Гульнур привыкала медленно. Даже не привыкала, а словно бы приручалась. Или это Вадим приручался к ней? Такое было нехорошо, непрофессионально, совсем неправильно. С тем же рвением, с коим добивался места её врача, теперь Вадим пытался переложить это бремя на не вовлечённых, не привязавшихся. Передал коллеге. И, хоть нисколько не сомневался: Молочай — прекрасный специалист, всё одно ревностно отслеживал каждое действие и решение.

— Влюбился ты что ли, Вадим? — посмеивалась Молочай. — Не ходишь — летаешь. Такой сияющий…

 

Студенты-магистранты, которым два раза в неделю читал «баланс конформизма и традиции на основе современной методологии» тоже заметили перемену в своём профессоре. Вадим несколько раз слышал нарочито свистящие девичьи шепотки. Предпочитал делать вид, впрочем, что они его не касаются. Кому ведь какое дело, в конце концов?

Помимо полной ставки в медицинском комплексе и ещё одной — в академии, Вадим получал немалую прибыль от полулегальной частной практики.

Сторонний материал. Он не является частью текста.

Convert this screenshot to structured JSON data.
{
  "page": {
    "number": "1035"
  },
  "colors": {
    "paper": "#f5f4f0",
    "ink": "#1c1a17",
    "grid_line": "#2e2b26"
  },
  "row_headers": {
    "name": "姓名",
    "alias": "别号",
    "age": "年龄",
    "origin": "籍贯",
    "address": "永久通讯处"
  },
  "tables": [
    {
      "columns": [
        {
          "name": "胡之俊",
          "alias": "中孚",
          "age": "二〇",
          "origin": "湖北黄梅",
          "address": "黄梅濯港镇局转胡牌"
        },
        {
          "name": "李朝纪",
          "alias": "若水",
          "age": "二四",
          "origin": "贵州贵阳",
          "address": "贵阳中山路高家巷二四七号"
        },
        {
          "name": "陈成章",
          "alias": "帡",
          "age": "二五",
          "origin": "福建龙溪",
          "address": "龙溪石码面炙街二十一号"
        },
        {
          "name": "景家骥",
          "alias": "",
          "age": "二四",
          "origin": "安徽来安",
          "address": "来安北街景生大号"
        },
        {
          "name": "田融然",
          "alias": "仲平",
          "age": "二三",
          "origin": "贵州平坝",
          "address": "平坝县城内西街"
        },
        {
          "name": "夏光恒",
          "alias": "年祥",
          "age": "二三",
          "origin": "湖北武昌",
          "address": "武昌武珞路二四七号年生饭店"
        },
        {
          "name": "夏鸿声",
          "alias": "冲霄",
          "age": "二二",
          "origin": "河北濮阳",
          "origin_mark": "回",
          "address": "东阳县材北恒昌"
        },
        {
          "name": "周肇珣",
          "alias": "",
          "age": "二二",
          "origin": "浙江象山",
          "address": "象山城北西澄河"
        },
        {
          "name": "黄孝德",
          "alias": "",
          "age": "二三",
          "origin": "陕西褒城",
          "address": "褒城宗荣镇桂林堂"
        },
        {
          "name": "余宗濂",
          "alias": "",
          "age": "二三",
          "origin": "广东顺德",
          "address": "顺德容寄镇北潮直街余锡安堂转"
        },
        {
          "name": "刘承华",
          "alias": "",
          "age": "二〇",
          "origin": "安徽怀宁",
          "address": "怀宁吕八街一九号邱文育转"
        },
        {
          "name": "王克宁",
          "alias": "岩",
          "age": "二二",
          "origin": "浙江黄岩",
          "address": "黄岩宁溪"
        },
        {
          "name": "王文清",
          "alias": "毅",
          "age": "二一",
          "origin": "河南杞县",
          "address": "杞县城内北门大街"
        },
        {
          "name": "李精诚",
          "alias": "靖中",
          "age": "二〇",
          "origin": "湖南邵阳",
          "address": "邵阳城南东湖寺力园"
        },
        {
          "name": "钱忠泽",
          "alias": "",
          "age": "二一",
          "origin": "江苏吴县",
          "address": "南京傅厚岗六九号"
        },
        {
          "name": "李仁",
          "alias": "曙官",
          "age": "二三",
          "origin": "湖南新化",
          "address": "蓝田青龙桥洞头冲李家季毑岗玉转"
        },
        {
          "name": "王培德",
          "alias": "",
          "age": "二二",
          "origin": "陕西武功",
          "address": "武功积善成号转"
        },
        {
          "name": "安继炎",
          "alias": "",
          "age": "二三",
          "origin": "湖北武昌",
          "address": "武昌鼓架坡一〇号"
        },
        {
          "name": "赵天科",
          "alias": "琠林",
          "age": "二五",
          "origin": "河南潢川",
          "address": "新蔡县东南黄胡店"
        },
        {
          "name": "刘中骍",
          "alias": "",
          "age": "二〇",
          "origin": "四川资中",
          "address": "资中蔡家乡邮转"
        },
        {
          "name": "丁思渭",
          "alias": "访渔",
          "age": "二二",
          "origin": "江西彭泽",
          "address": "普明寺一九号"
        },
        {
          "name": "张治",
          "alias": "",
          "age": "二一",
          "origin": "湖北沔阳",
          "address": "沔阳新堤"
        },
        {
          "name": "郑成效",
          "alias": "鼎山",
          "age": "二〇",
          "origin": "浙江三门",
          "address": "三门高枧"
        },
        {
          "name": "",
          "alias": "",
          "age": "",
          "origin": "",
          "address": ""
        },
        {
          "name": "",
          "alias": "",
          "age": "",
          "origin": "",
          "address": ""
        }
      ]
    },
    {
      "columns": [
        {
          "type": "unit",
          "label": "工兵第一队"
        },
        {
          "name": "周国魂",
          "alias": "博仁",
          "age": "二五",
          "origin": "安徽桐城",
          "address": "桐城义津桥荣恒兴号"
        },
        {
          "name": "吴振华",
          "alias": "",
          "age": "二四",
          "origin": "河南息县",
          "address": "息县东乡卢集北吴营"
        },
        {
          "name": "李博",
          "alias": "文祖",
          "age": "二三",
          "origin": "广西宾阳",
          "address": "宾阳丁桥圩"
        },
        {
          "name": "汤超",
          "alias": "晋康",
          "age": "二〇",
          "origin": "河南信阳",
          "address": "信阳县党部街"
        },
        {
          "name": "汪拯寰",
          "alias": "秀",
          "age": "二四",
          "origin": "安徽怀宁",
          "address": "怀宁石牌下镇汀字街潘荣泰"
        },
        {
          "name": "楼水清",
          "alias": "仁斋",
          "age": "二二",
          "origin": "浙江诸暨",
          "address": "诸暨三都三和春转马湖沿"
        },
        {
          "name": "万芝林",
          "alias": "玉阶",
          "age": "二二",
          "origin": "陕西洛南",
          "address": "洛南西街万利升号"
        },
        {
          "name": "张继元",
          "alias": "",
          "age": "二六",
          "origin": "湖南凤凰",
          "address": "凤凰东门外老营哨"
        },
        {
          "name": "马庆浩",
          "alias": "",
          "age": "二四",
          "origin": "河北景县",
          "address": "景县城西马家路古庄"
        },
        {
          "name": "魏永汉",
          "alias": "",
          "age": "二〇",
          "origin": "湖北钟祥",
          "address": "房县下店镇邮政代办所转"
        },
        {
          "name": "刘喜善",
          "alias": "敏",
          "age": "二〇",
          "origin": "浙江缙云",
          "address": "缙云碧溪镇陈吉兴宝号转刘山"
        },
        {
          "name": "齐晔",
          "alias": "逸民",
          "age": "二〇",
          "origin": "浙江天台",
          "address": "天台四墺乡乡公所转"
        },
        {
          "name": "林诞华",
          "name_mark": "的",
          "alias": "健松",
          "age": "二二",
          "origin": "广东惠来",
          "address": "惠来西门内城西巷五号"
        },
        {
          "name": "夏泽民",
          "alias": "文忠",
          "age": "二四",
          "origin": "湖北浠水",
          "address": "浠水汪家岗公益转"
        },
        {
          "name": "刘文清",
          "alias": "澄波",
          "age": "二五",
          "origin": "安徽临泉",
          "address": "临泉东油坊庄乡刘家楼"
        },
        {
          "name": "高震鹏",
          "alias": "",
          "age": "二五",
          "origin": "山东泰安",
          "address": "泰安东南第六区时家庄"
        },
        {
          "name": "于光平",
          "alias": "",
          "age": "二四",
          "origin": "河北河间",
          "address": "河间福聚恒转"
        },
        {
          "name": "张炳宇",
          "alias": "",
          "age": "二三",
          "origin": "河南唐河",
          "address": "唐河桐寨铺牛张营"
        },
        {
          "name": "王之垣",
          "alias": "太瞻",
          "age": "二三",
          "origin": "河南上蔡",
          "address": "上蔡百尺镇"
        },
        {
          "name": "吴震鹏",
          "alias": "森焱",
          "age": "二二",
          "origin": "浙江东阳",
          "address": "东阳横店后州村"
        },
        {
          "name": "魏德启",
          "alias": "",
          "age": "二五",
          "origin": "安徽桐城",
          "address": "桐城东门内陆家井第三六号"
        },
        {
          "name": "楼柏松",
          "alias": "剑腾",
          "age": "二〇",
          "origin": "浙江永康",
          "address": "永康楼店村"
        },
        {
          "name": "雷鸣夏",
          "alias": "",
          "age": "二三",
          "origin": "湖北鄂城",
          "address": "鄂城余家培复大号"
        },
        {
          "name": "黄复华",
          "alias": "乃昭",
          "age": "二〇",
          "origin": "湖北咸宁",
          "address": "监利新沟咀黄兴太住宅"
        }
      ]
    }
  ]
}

Пациентов на дому принимал немного. Ещё к меньшему числу соглашался приезжать сам — это всё были большие, значимые люди, из которых в случае чего Вадим мог извлечь не одну лишь финансовую выгоду.

И вот тот самый случай настал.

 

— Кем ты хочешь быть? Где ты хочешь быть? — Он спросил Гульнур на одном из плановых осмотров. Проводить его был не должен — но проводил, забирая на себя чужие обязанности.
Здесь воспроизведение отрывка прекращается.